The results from our Chi-squared test provide strong statistical evidence to confirm the patterns observed in the Mosaic plot. With small p-value of less than 2.2e-16, our chi-sqr test suggests that the association between ‘VisitorType’ and ‘Revenue’ is highly significant. In practical terms, this means that the likelihood of a visitor who make purchase is not the same across the ‘New Visitor’, ‘Other’, and ‘Returning Visitor’ categories. We can reject the null hypothesis of independence and conclude that there is a statistically significant relationship between the type of visitor to the e-commerce website and the probability of a purchase being made.

Conclusion

Throughout this project, we explored the various aspects of online shopper behavior and their correlations with purchasing decisions. Our analyses revealed several key insights that could assist e-commerce businesses in optimizing their platforms. We found that higher average page visits correlate with increased purchasing likelihood, a trend that is particularly pronounced during the winter and spring seasons.

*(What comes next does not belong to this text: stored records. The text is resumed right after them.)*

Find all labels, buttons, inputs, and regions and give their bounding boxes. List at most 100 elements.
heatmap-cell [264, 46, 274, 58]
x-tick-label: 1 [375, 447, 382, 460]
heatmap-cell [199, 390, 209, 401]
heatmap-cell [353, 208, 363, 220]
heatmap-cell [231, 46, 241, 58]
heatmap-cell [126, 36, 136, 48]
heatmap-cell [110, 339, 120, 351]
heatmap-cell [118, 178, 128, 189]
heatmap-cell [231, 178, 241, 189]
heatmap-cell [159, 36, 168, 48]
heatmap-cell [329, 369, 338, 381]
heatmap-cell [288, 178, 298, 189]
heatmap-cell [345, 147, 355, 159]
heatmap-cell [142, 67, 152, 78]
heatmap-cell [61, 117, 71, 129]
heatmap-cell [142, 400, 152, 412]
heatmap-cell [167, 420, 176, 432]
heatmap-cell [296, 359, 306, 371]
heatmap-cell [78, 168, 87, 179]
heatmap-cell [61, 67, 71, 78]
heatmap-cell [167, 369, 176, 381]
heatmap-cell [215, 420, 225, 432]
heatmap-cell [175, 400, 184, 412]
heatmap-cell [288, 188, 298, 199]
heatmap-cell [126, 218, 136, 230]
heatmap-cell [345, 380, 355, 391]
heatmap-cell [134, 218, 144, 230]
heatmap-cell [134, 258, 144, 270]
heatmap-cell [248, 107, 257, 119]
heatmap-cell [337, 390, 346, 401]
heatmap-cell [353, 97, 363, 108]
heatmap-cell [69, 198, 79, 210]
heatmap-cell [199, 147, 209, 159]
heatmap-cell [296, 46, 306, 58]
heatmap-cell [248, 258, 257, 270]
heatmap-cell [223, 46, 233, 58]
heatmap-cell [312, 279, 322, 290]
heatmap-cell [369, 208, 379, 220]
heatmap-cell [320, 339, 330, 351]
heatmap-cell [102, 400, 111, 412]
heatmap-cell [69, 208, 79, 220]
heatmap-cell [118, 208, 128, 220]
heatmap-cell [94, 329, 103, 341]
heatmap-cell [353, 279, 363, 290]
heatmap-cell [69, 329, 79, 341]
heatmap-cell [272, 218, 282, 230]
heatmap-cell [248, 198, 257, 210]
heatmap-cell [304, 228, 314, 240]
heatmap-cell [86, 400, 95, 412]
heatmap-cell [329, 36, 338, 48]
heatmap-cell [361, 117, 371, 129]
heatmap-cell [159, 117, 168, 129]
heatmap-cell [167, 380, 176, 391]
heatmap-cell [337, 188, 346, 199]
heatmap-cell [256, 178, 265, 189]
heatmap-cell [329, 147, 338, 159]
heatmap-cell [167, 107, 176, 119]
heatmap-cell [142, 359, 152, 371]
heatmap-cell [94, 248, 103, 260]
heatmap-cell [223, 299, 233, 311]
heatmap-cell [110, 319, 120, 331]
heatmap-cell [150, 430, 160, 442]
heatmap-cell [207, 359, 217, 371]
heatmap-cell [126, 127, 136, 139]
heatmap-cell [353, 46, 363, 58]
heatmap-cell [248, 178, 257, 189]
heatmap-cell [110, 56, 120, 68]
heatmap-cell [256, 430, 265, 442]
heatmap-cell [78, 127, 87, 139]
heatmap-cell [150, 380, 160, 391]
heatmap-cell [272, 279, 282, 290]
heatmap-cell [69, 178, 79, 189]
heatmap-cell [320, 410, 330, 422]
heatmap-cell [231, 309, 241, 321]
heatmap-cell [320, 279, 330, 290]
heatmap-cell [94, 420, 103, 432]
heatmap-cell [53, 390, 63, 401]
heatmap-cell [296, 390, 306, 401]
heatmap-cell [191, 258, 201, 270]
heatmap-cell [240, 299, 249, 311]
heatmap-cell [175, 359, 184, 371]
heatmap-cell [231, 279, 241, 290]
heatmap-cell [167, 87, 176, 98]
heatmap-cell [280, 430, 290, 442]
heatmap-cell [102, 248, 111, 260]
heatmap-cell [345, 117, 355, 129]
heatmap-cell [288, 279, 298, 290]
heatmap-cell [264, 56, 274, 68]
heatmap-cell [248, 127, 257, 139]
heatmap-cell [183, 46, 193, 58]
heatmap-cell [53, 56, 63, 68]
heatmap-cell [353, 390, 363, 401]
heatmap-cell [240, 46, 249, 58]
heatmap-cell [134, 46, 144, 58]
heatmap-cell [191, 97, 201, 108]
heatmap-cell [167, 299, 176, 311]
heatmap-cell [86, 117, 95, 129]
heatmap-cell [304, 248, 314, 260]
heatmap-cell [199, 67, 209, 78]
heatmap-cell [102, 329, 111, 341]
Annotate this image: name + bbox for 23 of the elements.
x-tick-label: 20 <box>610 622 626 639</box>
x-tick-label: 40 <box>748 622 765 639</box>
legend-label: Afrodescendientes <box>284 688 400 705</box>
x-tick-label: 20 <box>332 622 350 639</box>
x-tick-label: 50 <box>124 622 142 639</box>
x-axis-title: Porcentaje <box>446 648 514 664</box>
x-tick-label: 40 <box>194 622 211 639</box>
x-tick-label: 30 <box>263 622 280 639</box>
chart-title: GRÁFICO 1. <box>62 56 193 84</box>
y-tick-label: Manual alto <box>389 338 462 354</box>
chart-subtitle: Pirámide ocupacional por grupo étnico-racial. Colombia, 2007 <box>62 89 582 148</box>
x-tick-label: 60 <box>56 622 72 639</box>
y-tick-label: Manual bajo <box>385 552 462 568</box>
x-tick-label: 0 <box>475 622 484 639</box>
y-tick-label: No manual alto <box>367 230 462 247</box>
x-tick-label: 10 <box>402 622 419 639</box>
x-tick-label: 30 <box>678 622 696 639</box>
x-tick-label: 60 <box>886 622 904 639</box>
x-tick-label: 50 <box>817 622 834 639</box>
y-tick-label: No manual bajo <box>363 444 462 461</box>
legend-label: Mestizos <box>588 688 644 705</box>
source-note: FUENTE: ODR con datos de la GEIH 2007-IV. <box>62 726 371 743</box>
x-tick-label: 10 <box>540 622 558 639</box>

The longer durations on all page types positively influence the first principal component, suggesting overall engagement is a key factor in purchasing behavior. The biplot visualization, however, reveals that although longer sessions generally align with a higher probability of purchase, the data points do not form distinct clusters by purchasing behavior, suggesting that other unexamined factors might play a role.

We also discovered that both bounce and exit rates are significant indicators of purchasing behavior, with higher rates generally leading to lower purchase probabilities. Additionally, we observed that the type of visitor significantly influences purchasing decisions, with new visitors more likely to make purchases than returning ones.

The findings suggest practical strategies for e-commerce sites, such as enhancing user engagement to reduce bounce rates and tailoring marketing strategies to convert new visitors into customers. Our research also highlights the importance of continuously analyzing visitor behavior and site performance to adapt to changing consumer preferences and technological advancements.

For future work, we recommend expanding data scope, incorporating more data such as interaction with specific elements on the site (ex: reviews or search sections), and the impact of mobile versus desktop browsing. Understanding how these interactions correlate with purchasing decisions could help in further optimizing user engagement strategies.